[Investigation of Methods and Influencing Factors to Increase the Positive Rate of 
Cytological Pathology of Cerebrospinal Fluid from Lung Cancer Leptomeningeal Metastases].

BACKGROUND: In advanced non-small cell lung cancer (NSCLC), leptomeningeal metastases (LM) is a common consequence with rapid progression and a poor prognosis. LM affects roughly 3% to 5% of NSCLC patients, and it affects as many as 9.4% of individuals with epidermal growth factor receptor (EGFR) mutations. Cerebrospinal fluid cytology is the gold standard for diagnosing LM, while conventional cytopathology has a positive detection rate of less than 50%, resulting in a delay in diagnosis and treatment of LM. The fixation treatment of cerebrospinal fluid samples has a significant impact on the positive cytology detection rate, and how to improve the positive cytopathology detection rate of cerebrospinal fluid is a hot topic in clinical research.

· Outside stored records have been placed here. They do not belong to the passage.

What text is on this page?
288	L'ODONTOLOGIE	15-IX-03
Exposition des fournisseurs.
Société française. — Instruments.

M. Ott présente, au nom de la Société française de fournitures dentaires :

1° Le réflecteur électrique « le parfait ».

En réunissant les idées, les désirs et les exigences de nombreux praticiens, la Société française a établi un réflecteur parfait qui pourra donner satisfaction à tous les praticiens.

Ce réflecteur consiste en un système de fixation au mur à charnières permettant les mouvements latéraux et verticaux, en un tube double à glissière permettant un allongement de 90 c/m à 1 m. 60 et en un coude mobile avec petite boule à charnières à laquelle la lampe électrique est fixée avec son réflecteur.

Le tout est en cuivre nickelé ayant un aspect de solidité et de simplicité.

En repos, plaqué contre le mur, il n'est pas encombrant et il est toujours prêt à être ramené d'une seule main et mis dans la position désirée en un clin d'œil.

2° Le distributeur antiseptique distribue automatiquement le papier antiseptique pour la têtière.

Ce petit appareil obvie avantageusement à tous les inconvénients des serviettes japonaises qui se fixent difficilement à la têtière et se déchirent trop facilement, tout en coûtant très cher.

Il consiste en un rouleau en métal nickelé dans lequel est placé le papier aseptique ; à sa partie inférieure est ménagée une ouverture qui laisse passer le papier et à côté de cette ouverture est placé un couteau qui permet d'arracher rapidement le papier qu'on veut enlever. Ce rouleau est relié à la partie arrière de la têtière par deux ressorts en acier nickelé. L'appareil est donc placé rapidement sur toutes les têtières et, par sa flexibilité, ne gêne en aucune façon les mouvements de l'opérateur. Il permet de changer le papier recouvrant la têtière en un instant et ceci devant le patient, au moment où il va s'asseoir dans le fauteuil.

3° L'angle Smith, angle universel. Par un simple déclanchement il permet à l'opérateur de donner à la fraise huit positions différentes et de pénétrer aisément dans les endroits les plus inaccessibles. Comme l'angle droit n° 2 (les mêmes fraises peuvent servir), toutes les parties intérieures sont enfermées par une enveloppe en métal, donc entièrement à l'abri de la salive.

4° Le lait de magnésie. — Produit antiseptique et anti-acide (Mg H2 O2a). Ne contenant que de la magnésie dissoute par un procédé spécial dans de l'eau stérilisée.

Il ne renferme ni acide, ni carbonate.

METHODS: From June 2019 to November 2021, 105 cases diagnosed with LM based on clinical symptoms and positive imaging were collected and retrospectively evaluated in the second ward of the Department of Oncology of The Second Affiliated Hospital of Harbin Medical University. The effect of different fixation methods on the positive rate of cerebrospinal fluid cytopathology was investigated, and specimens of cerebrospinal fluid were collected and sent for examination using different delivery methods, including the application of the TIB cell preservation solution kit (experimental group) and the routine application of sterile plastic tubes in lumbar puncture bags (control group). Biochemical assays (glucose and total protein) were performed on the cerebrospinal fluid fluid, and Logistic regression analysis and receiver operating characteristic (ROC) curve were used to evaluate the supplementary diagnostic value for LM patients with lung cancer. The relevance of chemical indexes in the assessment of therapeutic efficacy was examined, and biochemical (glucose, total protein) indices and cytological changes in cerebrospinal fluid fluid after pemetrexed intrathecal injection therapy were dynamically monitored.

RESULTS: In the control group, 24 (45.28%) patients were positive for the first time, while 42 (80.77%) patients were positive for the first time and 10 (19.23%) patients were negative for the first time in the experimental group. Significant differences existed between the two groups (P<0.001). The results of Logistic regression analysis of patients with the first cerebrospinal fluid biochemical test showed that the risk of positive cerebrospinal fluid biochemical pathology with less than 2.5 mmol/L was 2.456 times greater than 2.5 mmol/L of cerebrospinal fluid glucose (OR=2.456, P<0.05), and total cerebrospinal fluid biochemical protein greater than 430 mg/L was 2.647 times less than 430 mg/L (OR=2.647, P>0.05). The ROC curve showed glucose sensitivity of 76.9% in cerebrospinal fluid, the specificity of 54.5%, Youden index of 0.315 and area under the curve (AUC) of 0.620, total protein sensitivity in cerebrospinal fluid of 44.4%, 90.6%, Youden index of 0.350 and AUC of 0.671. After 2 cycles of pemetrexed intrathecal treatment with complete cerebrospinal fluid cytology and cerebrospinal fluid biochemical (glucose, total protein) tests in 73 and 50 patients, respectively, the rate of cerebrospinal fluid cytology turning negative was gradually increased. Cerebrospinal fluid glucose levels increased after 2 cycles of treatment compared with the first time, with a statistically significant difference (P<0.001).

CONCLUSIONS: The use of a cell preservation solution kit to immediately fix cerebrospinal fluid samples following isolation in patients with clinical symptoms and positive imaging greatly enhances the rate of positive cerebrospinal fluid cytology detection. The effect of treatment can be assessed and predicted by continuous dynamic monitoring of cerebrospinal fluid biochemistry and cytology.